Todas as vezes que estive em Lisboa, vim a passeio e era recebida em casas de amigos brasileiros. Continuava a conviver, portanto, muito mais tempo com brasileiros do que com portugueses. Nesta temporada, quando estamos, eu e Sílvia, a morar nessa “velha cidade de encanto e beleza”, como diz o fado “Lisboa antiga” de José Galhardo/Amadeu do Vale/Raul Portela, que todo brasileiro conhece, experimentamos o inverso.
No livro Casas contadas da escritora e jornalista portuguesa Leonor Xavier, de quem nos tornamos amigas, ela diz que uma das coisas que ganhou ao morar no Brasil, foi um outro sentido de família, diferente daquele que nos é dado pelos laços consanguíneos. Eu tomo para mim o espírito das suas palavras para dizer que nós também construimos novas famílias em Portugal, não somente em Lisboa.
A nossa experiência nos leva a reconhecer a abertura, a generosidade e o respeito com que fomos acolhidas pelos novos “amigos de infância” portugueses. Talvez por isso muitas vezes me invade uma sensação de ter nascido, ou a de que vivo aqui há séculos. E me dou conta de que este sentimento também vem arrastado por aquilo que há de português em mim ou nos meus conterrâneos brasileiros, principalmente no nordeste. Às vezes estou distraída num sítio (lugar) qualquer e tomo um susto: parece que estou a escutar meus parentes do cariri a falar. Quantas vezes encontrei minha avó na rua, um primo, um tio…
Por falar em tio, lembro que alguns entre os meus parentes do cariri falavam “oiço”, o que na cidade grande era considerado errado. Esse “erro” estava carregado de desprezo, como se o falante fosse um completo ignorante da língua. E no entanto “oiço” é a forma portuguesa de dizer “ouço”. Oiço “oiço” todos os dias. Poderia contar aqui milhões de outros exemplos.

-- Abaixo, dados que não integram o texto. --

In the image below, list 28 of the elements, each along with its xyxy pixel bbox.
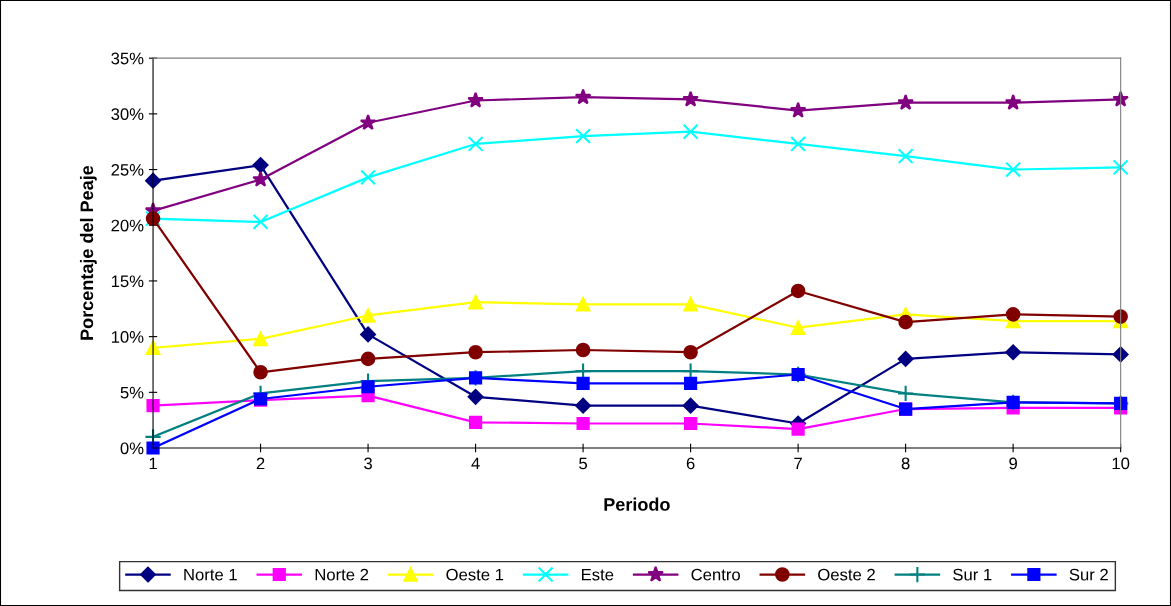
x-tick-label: 7 xyxy=(794,457,802,470)
legend-label: Oeste 1 xyxy=(446,568,504,581)
legend-label: Centro xyxy=(691,568,740,581)
x-tick-label: 5 xyxy=(579,457,588,470)
x-tick-label: 8 xyxy=(901,457,910,470)
x-tick-label: 2 xyxy=(256,457,265,470)
x-tick-label: 6 xyxy=(686,457,695,470)
legend-label: Oeste 2 xyxy=(818,568,875,581)
y-tick-label: 10% xyxy=(111,331,144,343)
y-tick-label: 15% xyxy=(111,275,144,288)
y-axis-title: Porcentaje del Peaje xyxy=(79,165,97,340)
legend-label: Sur 2 xyxy=(1069,568,1108,581)
y-tick-label: 5% xyxy=(120,386,144,399)
x-axis-title: Periodo xyxy=(604,497,670,511)
x-tick-label: 1 xyxy=(149,457,157,470)
legend-label: Norte 2 xyxy=(315,568,369,581)
legend-label: Norte 1 xyxy=(184,568,237,581)
y-tick-label: 25% xyxy=(111,163,144,176)
x-tick-label: 3 xyxy=(364,457,372,470)
y-tick-label: 20% xyxy=(111,219,144,232)
x-tick-label: 10 xyxy=(1112,457,1130,470)
y-tick-label: 0% xyxy=(120,442,144,455)
legend-label: Sur 1 xyxy=(953,568,992,581)
x-tick-label: 4 xyxy=(471,457,480,470)
x-tick-label: 9 xyxy=(1009,457,1017,470)
y-tick-label: 35% xyxy=(111,52,144,65)
legend-label: Este xyxy=(582,568,614,581)
y-tick-label: 30% xyxy=(111,108,144,121)
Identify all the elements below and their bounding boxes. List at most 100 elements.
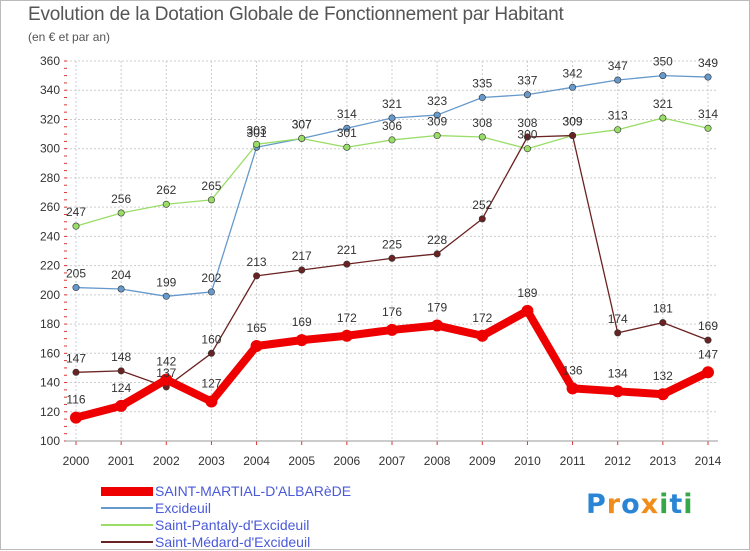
series-point-3: [433, 250, 441, 258]
data-label: 199: [156, 275, 176, 289]
data-label: 225: [382, 237, 402, 251]
series-point-3: [117, 367, 125, 375]
x-tick-label: 2013: [650, 454, 677, 468]
data-label: 337: [517, 74, 537, 88]
data-label: 247: [66, 205, 86, 219]
series-point-1: [478, 94, 486, 102]
data-label: 169: [292, 315, 312, 329]
data-label: 189: [517, 286, 537, 300]
series-point-0: [611, 385, 624, 398]
series-point-3: [614, 329, 622, 337]
legend-label: Excideuil: [155, 500, 212, 516]
data-label: 181: [653, 302, 673, 316]
y-tick-label: 320: [40, 112, 60, 126]
x-tick-label: 2003: [198, 454, 225, 468]
series-point-1: [117, 285, 125, 293]
series-point-0: [250, 340, 263, 352]
data-label: 349: [698, 56, 718, 70]
series-point-1: [162, 292, 170, 300]
series-point-2: [704, 124, 712, 132]
series-point-0: [476, 329, 489, 342]
y-tick-label: 280: [40, 171, 60, 185]
legend-swatch: [101, 524, 153, 526]
data-label: 228: [427, 233, 447, 247]
series-point-2: [433, 132, 441, 140]
series-point-1: [207, 288, 215, 296]
series-point-1: [343, 124, 351, 132]
logo-letter: i: [683, 489, 694, 520]
data-label: 172: [337, 311, 357, 325]
legend-label: SAINT-MARTIAL-D'ALBARèDE: [155, 483, 352, 499]
series-point-3: [343, 260, 351, 268]
series-point-1: [614, 76, 622, 84]
data-label: 217: [292, 249, 312, 263]
data-label: 127: [201, 377, 221, 391]
data-label: 309: [427, 115, 447, 129]
data-label: 350: [653, 55, 673, 69]
series-point-1: [388, 114, 396, 122]
series-point-0: [431, 319, 444, 332]
series-point-0: [656, 388, 669, 401]
data-label: 252: [472, 198, 492, 212]
logo-letter: x: [640, 489, 660, 520]
chart-title: Evolution de la Dotation Globale de Fonc…: [28, 4, 564, 25]
series-point-3: [207, 349, 215, 357]
line-chart: 100 120 140 160 180 200 220 240 260 280 300 320 340 3…: [40, 54, 722, 468]
data-label: 165: [247, 321, 267, 335]
data-label: 308: [517, 116, 537, 130]
series-point-1: [659, 72, 667, 80]
data-label: 321: [382, 97, 402, 111]
data-label: 309: [563, 115, 583, 129]
data-label: 262: [156, 183, 176, 197]
x-tick-label: 2007: [379, 454, 406, 468]
series-point-0: [521, 304, 534, 317]
y-tick-label: 360: [40, 54, 60, 68]
series-point-3: [388, 254, 396, 262]
data-label: 148: [111, 350, 131, 364]
data-label: 205: [66, 267, 86, 281]
data-label: 342: [563, 66, 583, 80]
logo-letter: t: [669, 489, 684, 520]
x-tick-label: 2008: [424, 454, 451, 468]
series-point-3: [523, 133, 531, 141]
series-point-2: [162, 200, 170, 208]
x-tick-label: 2012: [604, 454, 631, 468]
series-point-0: [205, 395, 218, 408]
series-point-0: [115, 399, 128, 412]
y-tick-label: 240: [40, 229, 60, 243]
data-label: 202: [201, 271, 221, 285]
data-label: 147: [66, 351, 86, 365]
data-label: 335: [472, 77, 492, 91]
series-point-1: [433, 111, 441, 119]
series-point-2: [72, 222, 80, 230]
y-tick-label: 220: [40, 259, 60, 273]
legend-label: Saint-Pantaly-d'Excideuil: [155, 517, 310, 533]
data-label: 136: [563, 363, 583, 377]
chart-subtitle: (en € et par an): [28, 30, 111, 44]
series-point-0: [386, 323, 398, 336]
data-label: 314: [698, 107, 718, 121]
y-tick-label: 100: [40, 434, 60, 448]
data-label: 124: [111, 381, 131, 395]
legend-swatch: [101, 507, 153, 509]
series-point-2: [614, 126, 622, 134]
data-label: 169: [698, 319, 718, 333]
series-point-2: [388, 136, 396, 144]
x-tick-label: 2011: [560, 454, 586, 468]
x-tick-label: 2010: [514, 454, 541, 468]
series-point-2: [298, 134, 306, 142]
data-label: 303: [247, 123, 267, 137]
data-label: 137: [156, 366, 176, 380]
series-point-3: [704, 336, 712, 344]
data-label: 265: [201, 179, 221, 193]
logo-letter: o: [621, 489, 641, 520]
series-point-3: [298, 266, 306, 274]
y-tick-label: 260: [40, 200, 60, 214]
data-label: 300: [517, 128, 537, 142]
data-label: 307: [292, 117, 312, 131]
series-point-0: [566, 382, 579, 395]
series-point-2: [478, 133, 486, 141]
data-label: 142: [156, 355, 176, 369]
data-label: 221: [337, 243, 357, 257]
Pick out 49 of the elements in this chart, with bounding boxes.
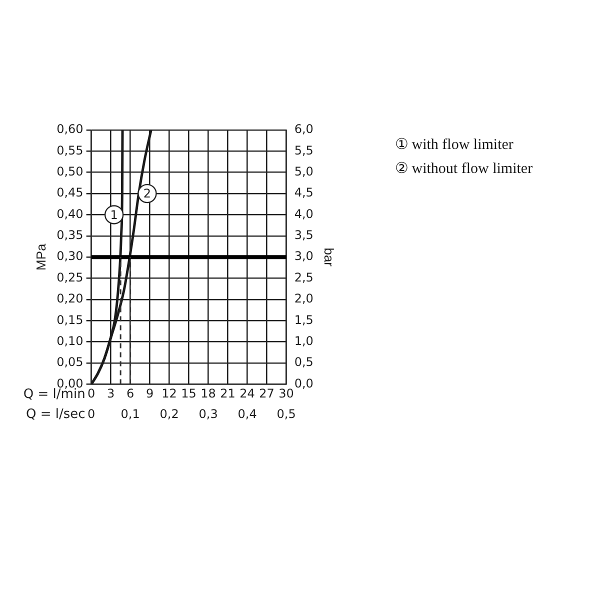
x-tick-label: 0 xyxy=(88,386,96,401)
y2-tick-label: 3,0 xyxy=(294,249,314,264)
y-tick-label: 0,35 xyxy=(56,228,84,242)
annotation: 2 xyxy=(143,186,152,201)
y-tick-label: 0,20 xyxy=(56,292,84,306)
y2-tick-label: 4,0 xyxy=(294,206,314,221)
y2-tick-label: 2,5 xyxy=(294,270,314,284)
x-tick-label: 6 xyxy=(126,386,134,401)
x-tick-label: 15 xyxy=(181,386,196,401)
x2-tick-label: 0,5 xyxy=(276,406,296,421)
y2-tick-label: 5,0 xyxy=(294,164,314,178)
y-tick-label: 0,50 xyxy=(56,164,84,178)
x2-tick-label: 0,4 xyxy=(238,406,257,421)
x2-tick-label: 0,3 xyxy=(198,406,218,421)
y2-tick-label: 5,5 xyxy=(294,143,314,158)
x-tick-label: 21 xyxy=(220,386,236,401)
y-tick-label: 0,05 xyxy=(56,355,84,370)
y2-axis-title: bar xyxy=(322,248,337,268)
y-tick-label: 0,30 xyxy=(56,249,84,264)
text: ② without flow limiter xyxy=(395,160,533,179)
y2-tick-label: 0,0 xyxy=(294,376,314,390)
y2-tick-label: 1,5 xyxy=(294,312,314,327)
text: ① with flow limiter xyxy=(395,136,514,155)
x-tick-label: 12 xyxy=(162,386,177,401)
x-tick-label: 3 xyxy=(107,386,115,401)
annotation: 1 xyxy=(110,208,118,222)
y-tick-label: 0,45 xyxy=(56,186,84,200)
y-tick-label: 0,40 xyxy=(56,206,84,221)
y2-tick-label: 3,5 xyxy=(294,228,314,242)
x2-tick-label: 0 xyxy=(88,406,96,421)
y-tick-label: 0,15 xyxy=(56,312,84,327)
x2-tick-label: 0,1 xyxy=(120,406,140,421)
x-tick-label: 30 xyxy=(278,386,294,401)
y2-tick-label: 4,5 xyxy=(294,186,314,200)
y-tick-label: 0,55 xyxy=(56,143,84,158)
y-tick-label: 0,10 xyxy=(56,334,84,348)
x-tick-label: 18 xyxy=(200,386,216,401)
x-tick-label: 24 xyxy=(240,386,255,401)
y-tick-label: 0,25 xyxy=(56,270,84,284)
y2-tick-label: 0,5 xyxy=(294,355,314,370)
y-axis-title: MPa xyxy=(33,242,48,270)
y2-tick-label: 6,0 xyxy=(294,122,314,136)
x2-tick-label: 0,2 xyxy=(160,406,179,421)
x-tick-label: 27 xyxy=(259,386,274,401)
y-tick-label: 0,60 xyxy=(56,122,84,136)
x2-axis-title: Q = l/sec xyxy=(26,407,86,422)
y2-tick-label: 2,0 xyxy=(294,292,314,306)
x-tick-label: 9 xyxy=(146,386,154,401)
y2-tick-label: 1,0 xyxy=(294,334,314,348)
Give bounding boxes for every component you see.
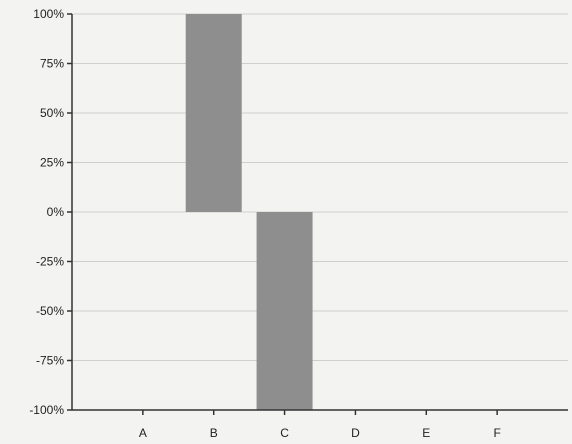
x-category-label: E bbox=[422, 426, 430, 440]
y-tick-label: 0% bbox=[47, 205, 65, 219]
y-tick-label: -75% bbox=[36, 354, 64, 368]
y-tick-label: -25% bbox=[36, 255, 64, 269]
y-tick-label: 50% bbox=[40, 106, 64, 120]
x-category-label: D bbox=[351, 426, 360, 440]
y-tick-label: 75% bbox=[40, 57, 64, 71]
x-category-label: C bbox=[280, 426, 289, 440]
label-layer: 100% 75% 50% 25% 0% -25% -50% -75% -100% A B C D E F bbox=[29, 7, 501, 440]
x-category-label: B bbox=[210, 426, 218, 440]
x-category-label: F bbox=[493, 426, 500, 440]
bar-b bbox=[185, 14, 242, 212]
y-tick-label: -50% bbox=[36, 304, 64, 318]
y-tick-label: 25% bbox=[40, 156, 64, 170]
bar-layer bbox=[185, 14, 313, 410]
x-category-label: A bbox=[139, 426, 147, 440]
bar-c bbox=[256, 212, 313, 410]
grid-layer bbox=[72, 13, 568, 411]
y-tick-label: 100% bbox=[33, 7, 64, 21]
y-tick-label: -100% bbox=[29, 403, 64, 417]
axis-layer bbox=[67, 13, 568, 415]
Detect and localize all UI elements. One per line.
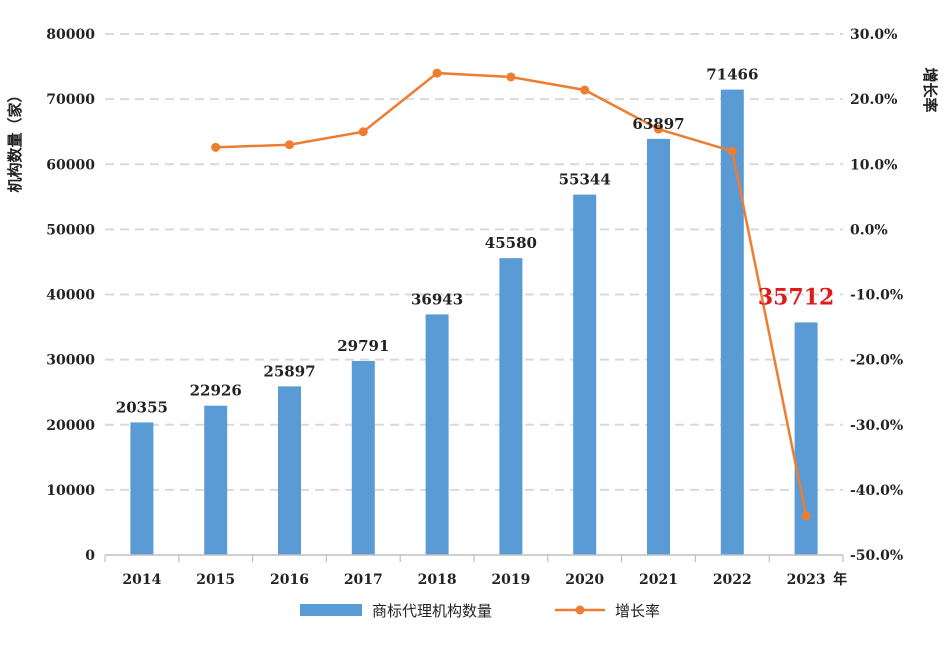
growth-point [285,140,294,150]
y-left-tick-label: 20000 [46,418,95,434]
y-right-tick-label: 10.0% [850,157,897,173]
growth-point [211,142,221,152]
x-tick-label: 2016 [270,572,309,588]
bar-value-label: 20355 [116,398,168,416]
y-left-tick-label: 70000 [46,92,95,108]
growth-point [506,72,516,82]
growth-point [432,68,442,78]
growth-point [358,127,368,137]
y-right-tick-label: -50.0% [850,548,903,564]
y-right-tick-label: 20.0% [850,92,897,108]
growth-point [727,146,737,156]
x-tick-label: 2022 [713,572,752,588]
legend-line-marker [575,605,585,615]
line-series [211,68,811,521]
legend-bar-swatch [300,604,362,616]
x-tick-label: 2017 [344,572,383,588]
y-left-tick-label: 40000 [46,288,95,304]
bar [573,194,597,555]
bar-value-label: 63897 [632,115,684,133]
bar [720,89,744,556]
gridlines [105,33,843,491]
y-left-tick-label: 50000 [46,222,95,238]
bar-value-label: 71466 [706,66,758,84]
y-right-tick-label: -20.0% [850,353,903,369]
bar [130,422,154,555]
growth-point [580,85,590,95]
legend: 商标代理机构数量 增长率 [300,602,660,620]
y-right-tick-label: -30.0% [850,418,903,434]
bar-value-label: 25897 [263,362,315,380]
data-labels: 20355 22926 25897 29791 36943 45580 55344 63897… [116,66,835,417]
bar-value-label: 29791 [337,337,389,355]
x-axis-unit: 年 [833,571,847,588]
bar-value-label-highlight: 35712 [758,284,835,310]
bar [499,258,523,555]
y-axis-left-title: 机构数量（家） [6,87,24,192]
bar [647,138,670,555]
y-left-tick-label: 60000 [46,157,95,173]
y-left-tick-label: 0 [85,548,95,564]
x-tick-label: 2023 [787,572,826,588]
y-left-tick-label: 80000 [46,27,95,43]
bar [278,386,301,555]
growth-point [654,124,663,134]
x-tick-label: 2020 [565,572,604,588]
bar [794,322,818,555]
bar [351,360,375,555]
y-left-tick-label: 10000 [46,483,95,499]
bar [204,405,228,555]
legend-bar-label: 商标代理机构数量 [372,602,492,620]
bar-value-label: 45580 [485,234,537,252]
x-tick-label: 2021 [639,572,678,588]
y-right-tick-label: -10.0% [850,288,903,304]
y-right-tick-label: -40.0% [850,483,903,499]
y-right-tick-label: 30.0% [850,27,897,43]
bar [425,314,449,555]
bar-value-label: 55344 [559,171,611,189]
growth-point [801,511,811,521]
x-tick-label: 2014 [122,572,161,588]
y-left-tick-label: 30000 [46,353,95,369]
bar-series [130,89,818,556]
axes: 0 10000 20000 30000 40000 50000 60000 70000 8000… [46,27,903,588]
y-axis-right-title: 增长率 [921,67,939,112]
x-tick-label: 2019 [491,572,530,588]
legend-line-label: 增长率 [615,602,660,620]
x-tick-label: 2018 [418,572,457,588]
y-right-tick-label: 0.0% [850,222,888,238]
bar-value-label: 22926 [190,382,242,400]
bar-value-label: 36943 [411,290,463,308]
x-tick-label: 2015 [196,572,235,588]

Esta é a diferença que sinto ao morar e conviver muito mais com os nativos. A navegante agora sou eu mesma e o oceano é a língua. Estou guardando tesouros que levarei para nós.
O sotaque, ou pronúncia, são tão diferentes que às vezes não entendemos bem quando falam ligeiro. Querida é krida. Piscina é pichina, descer é decher. Um dia eu perguntei a uma moça, onde ela tinha nascido. Ela disse: “Eu nachi na … E eu: Na china? Sílvia me cutucou, depois rimos muito. Ela estava a dizer: Eu nachi na Madeira (Ilha da Madeira). A letra L não é pronunciada como se fora um U, como falamos na maioria dos estados do Brasil. Aqui, tem-se que dobrar a língua para dizer PortugaL, meL, fieL; coral, nataL, cordel… e assim por diante.
As formas de tratamento: você? nunca. Não é de bom tom. Quando sabem que é brasileiro falando, não levam a mal, porque estão acostumados a ouvir nas novelas. Todos acompanham as novelas brasileiras: dos velhos às crianças. O tu somente com os mais íntimos. Aí, como fica? Eles falam com a gente na terceira pessoa, quando não dizem senhor ou senhora. Perguntam-me na cara: “A Numa quer isto?”, “A Numa vai para onde?”. Quando Ângela Carneiro morava aqui tivemos o privilégio de tê-la como vizinha e não deu outra: virou quebradeira. Pois, ela nos contou que assim que chegou em Lisboa e começou a frequentar a Universidade, ficava procurando pessoas em volta para saber com quem eles falavam, pois diziam: “A Ângela isso”, “a Ângela aquilo”, “a Ângela aquil’ outro”. E era com ela mesma. Pois eu acho isso muito giro. Sabem o que é giro? Perguntem a Ângela.
Peço licença,
Adeus!
Numa Ciro
Outra coisa: Quando algo é bonito, bacana, muito interessante, eles dizem que é giro ou gira.
Sim, os africanos: bairros sociais apinhados de caboverdianos, moçambicanos, angolanos e etc. Muitos falam crioulo ou as outras línguas d’ África. Pelas ruas aquelas mulheres com roupas coloridas, cabelos nos mais variados trançados, os homens linnndos, as crianças encantadoras! a falarem suas línguas. e quando os escuto falando português, é aí que identifico quem nos ensinou a abrir a boca para falar as vogais tão esplendorosas.